Однако сделать это во времена Белинского было не легко. Белинский не поддался всеобщему народническому самообману. Хотя он видел в крестьянине человека практичного, трезвого, трудового, который, по его мнению, очень легко мог освобожиться от религиозной одури (указание Белинского в знаменитом письме к Гоголю), но все это привело Белинского лишь к мысли, что крестьянин является, так сказать, превосходным объектом для дальнейшей работы над ним; однако в собственно революционную силу крестьян, — даже в силу их, как решающего союзника в борьбе разночинной интеллигенции со старым порядком, — Белинский не верил. Вместе с очень немногими писателями-мыслителями того времени Белинский пришел к выводу, что России нужно пройти через школу капитализма. Никогда, конечно, Белинский не примыкал к идеологии капитала, но в недоговоренной и, может быть, даже не додуманной до конца форме Белинский указывал на необходимость поднятия России до уровня европейских стран ценою развития в ней буржуазии, как условия дальнейшего политического и общественного прогресса.

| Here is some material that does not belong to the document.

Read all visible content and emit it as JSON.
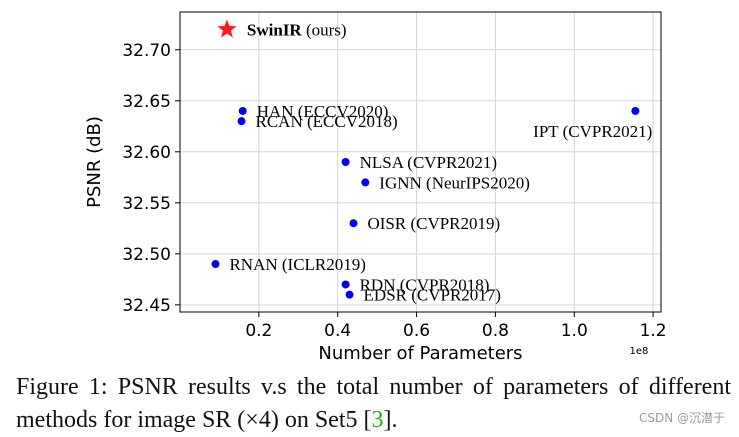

Чрезвычайно важным в жизни, чувствах и взглядах Белинского является его решительный революционаризм. Белинский считал допустимыми самые решительные формы революции, симпатизировал якобинцам и их террору. Это с особенной яркостью сказалось в той знаменитой сцене, о которой рассказал нам Герцен, когда Белинский, весь дрожа от волнения, бросил в лицо опешившим спорщикам новый аргумент — аргумент гильотины.

Смерть прервала развитие Белинского в самой середине. Вряд ли приходится сомневаться в том, что, проживи он дольше, он подошел бы к марксизму ближе, чем сделали это Чернышевский и Добролюбов, его прямые продолжатели.

Все это дает нам основание видеть в Белинском, как общественно-политическом мыслителе, одного из прямых предшественников коммунизма, само собой разумеется, поскольку мы берем этих предшественников в условиях русской действительности.